Il sole era alto nel cielo quel giorno, e una leggera brezza accarezzava le fronde degli alberi portando con se piccoli petali di ciliegio, che volteggiando liberamente in quell'immensa distesa azzurra si posavano elegantemente a terra, formando bellissime composizioni astratte.
C'era tanta serenità quel giorno per le strade della città, serenità che però non coinvolgeva tutti, infatti, una ragazza dai lunghi capelli ramati correva trafelata tra quelle strade che tante volte avevano accolto le sue risa e i suoi pianti, mentre con il cuore in gola parlava a telefono con il suo migliore amico.
-Sono preoccupato Haru!- disse la voce al telefono con un tono agitato -È da stamane che proviamo a chiamarla, inutilmente…-
-Anch'io lo sono Shou, infatti, sto correndo da lei!- rispose la ragazza con voce tremante, senza bloccare la sua corsa, aveva troppa strada da fare ancora.
-Io riprovo a chiamarla- rispose con voce più calma il ragazzo dall'altra parte -Tienimi informato!-
La ramata acconsentì a quelle parole mettendo giù la chiamata. Non sapeva perché, ma aveva un terribile presentimento addosso e voleva liberarsene al più presto.
 
 
Una bambina dai corti capelli neri se ne stava seduta, da sola, sotto un grande albero di ciliegio, con le ginocchia strette al petto e il capo poggiato su di esse. Odiava l'intervallo, si sentiva sempre esclusa da tutti, lasciata all'angolo. Nessuno voleva giocare con lei. Era diversa dagli altri lei. Non aveva nessuno su cui contare escluso il suo fratellino.  Sorrise tristemente osservando tutti i bambini giocare assieme felici, quando una vocina acuta attirò la sua attenzione.
-Ciao!- le disse una bambina dai corti boccoli ramati sorridendole.
La corvina la guardò con occhi sbarrati, perché quella bambina le stava rivolgendo la parola?

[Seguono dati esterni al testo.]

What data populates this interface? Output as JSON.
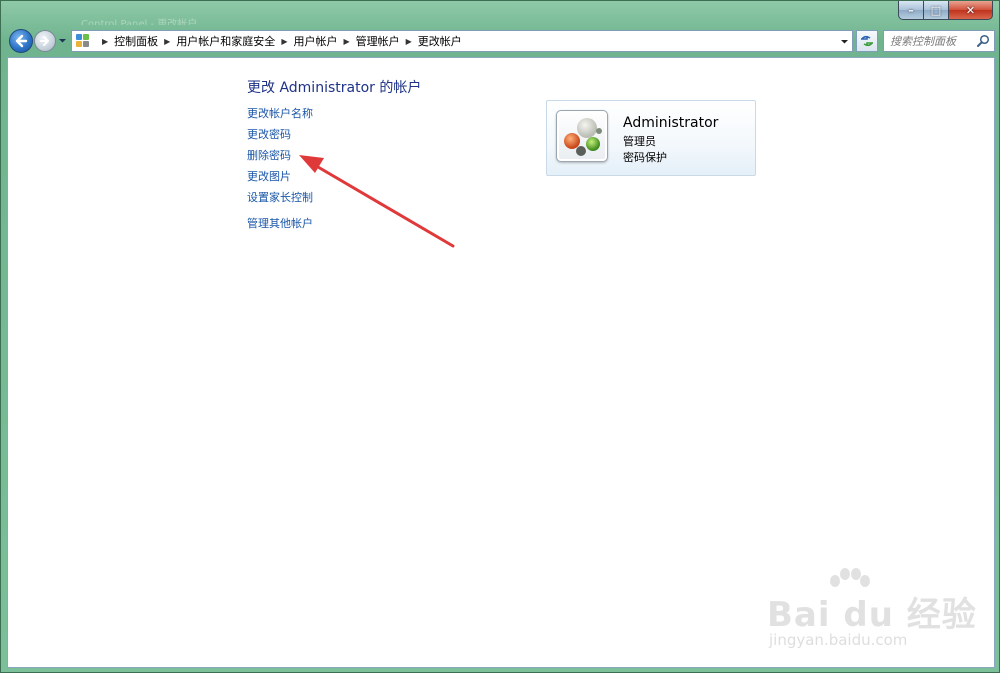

-Io mi chiamo Haruna, e tu?- continuò la ramata osservando con occhietti vispi quella bambina così particolare ai suoi occhi.
-Ka...Kaori...- rispose balbettando la corvina mentre uno strano sorriso ornava per la prima volta le sue labbra.

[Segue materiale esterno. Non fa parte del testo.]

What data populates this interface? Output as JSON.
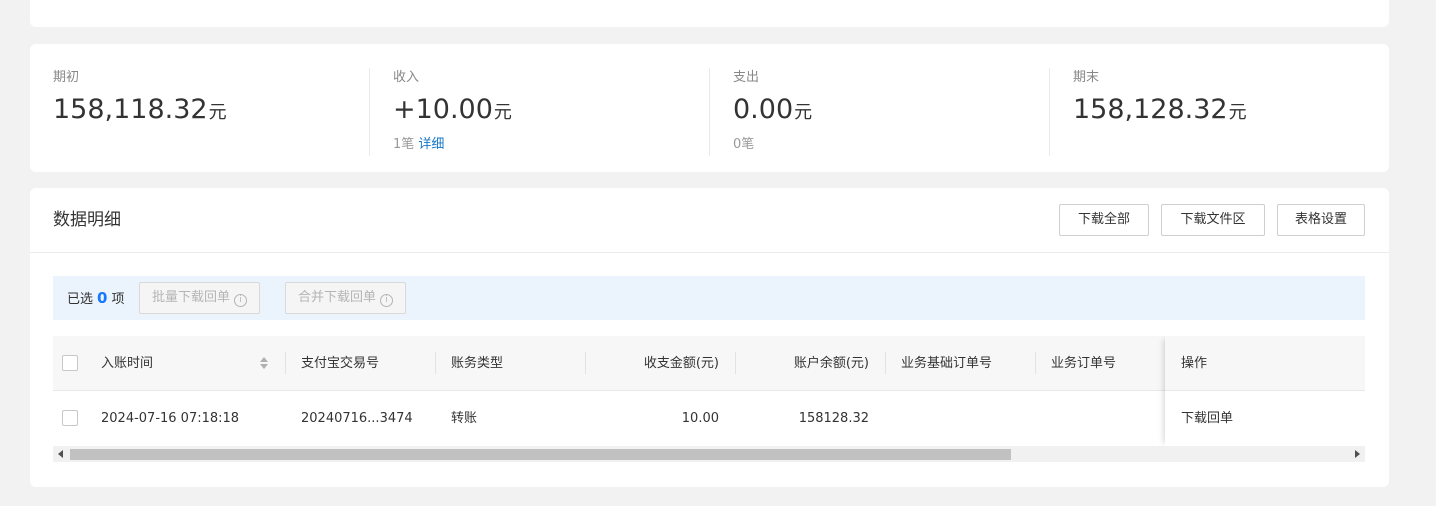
{
  "summary": {
    "opening": {
      "label": "期初",
      "value": "158,118.32",
      "unit": "元"
    },
    "income": {
      "label": "收入",
      "value": "+10.00",
      "unit": "元",
      "count": "1笔",
      "detail_link": "详细"
    },
    "expense": {
      "label": "支出",
      "value": "0.00",
      "unit": "元",
      "count": "0笔"
    },
    "closing": {
      "label": "期末",
      "value": "158,128.32",
      "unit": "元"
    }
  },
  "detail": {
    "title": "数据明细",
    "buttons": {
      "download_all": "下载全部",
      "download_files": "下载文件区",
      "table_settings": "表格设置"
    },
    "selection": {
      "prefix": "已选",
      "count": "0",
      "suffix": "项",
      "batch_download": "批量下载回单",
      "merge_download": "合并下载回单"
    },
    "columns": [
      "入账时间",
      "支付宝交易号",
      "账务类型",
      "收支金额(元)",
      "账户余额(元)",
      "业务基础订单号",
      "业务订单号",
      "操作"
    ],
    "rows": [
      {
        "time": "2024-07-16 07:18:18",
        "trade_no": "20240716...3474",
        "type": "转账",
        "amount": "10.00",
        "balance": "158128.32",
        "base_order": "",
        "order": "",
        "action": "下载回单"
      }
    ]
  },
  "colors": {
    "link": "#1677c8",
    "accent_count": "#1677ff",
    "selection_bg": "#ebf3fd",
    "page_bg": "#f2f2f2"
  }
}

-Che bel nome!- rispose la ramata mentre le labbra le si incurvavano in una splendida mezzaluna -Ti va di essere amiche Kaori?- continuò tendendole una mano.
Kaori osservò alternativamente prima la bambina davanti a se, poi la mano tesa. Nessuno aveva mai avuto un gesto gentile nei suoi confronti.

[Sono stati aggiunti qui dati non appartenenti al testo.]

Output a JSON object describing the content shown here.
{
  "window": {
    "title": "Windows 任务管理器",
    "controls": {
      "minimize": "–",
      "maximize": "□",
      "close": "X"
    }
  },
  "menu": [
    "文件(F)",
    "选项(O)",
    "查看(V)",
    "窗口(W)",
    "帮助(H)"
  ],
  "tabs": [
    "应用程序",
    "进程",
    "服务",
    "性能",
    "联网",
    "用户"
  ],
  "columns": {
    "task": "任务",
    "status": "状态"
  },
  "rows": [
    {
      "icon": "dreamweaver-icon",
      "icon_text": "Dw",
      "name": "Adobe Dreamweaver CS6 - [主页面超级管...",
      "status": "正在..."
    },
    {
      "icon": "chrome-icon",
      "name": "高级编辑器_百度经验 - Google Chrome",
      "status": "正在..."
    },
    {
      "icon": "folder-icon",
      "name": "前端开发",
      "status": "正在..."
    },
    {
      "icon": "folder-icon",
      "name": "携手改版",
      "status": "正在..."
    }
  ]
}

Con mano tremante decise di afferrare quella mano tesa verso di lei. La vedeva come una luce nell'oscurità, un’ancora che l'avrebbe tirata fuori dall'abisso della solitudine.
Un debole sorriso le ornò le labbra a quel pensiero, mentre stringendo quella manina rosea nella sua sibilava un flebile si!
 

Correva Haruna, il cuore le martellava il petto, e le gambe le tremavano, ma non si fermava, continuava imperterrita la sua corsa, mentre quell'inquietudine le divorava l'anima e le logorava il cuore.
 
 
Una bambina di dieci anni dai lunghi capelli neri raccolti in due trecce osservava l'oscurità della notte dalla sua finestra.
Erano giorni che, rinchiusa in quella stanza, osservava il nulla, senza parlare, senza muoversi da lì.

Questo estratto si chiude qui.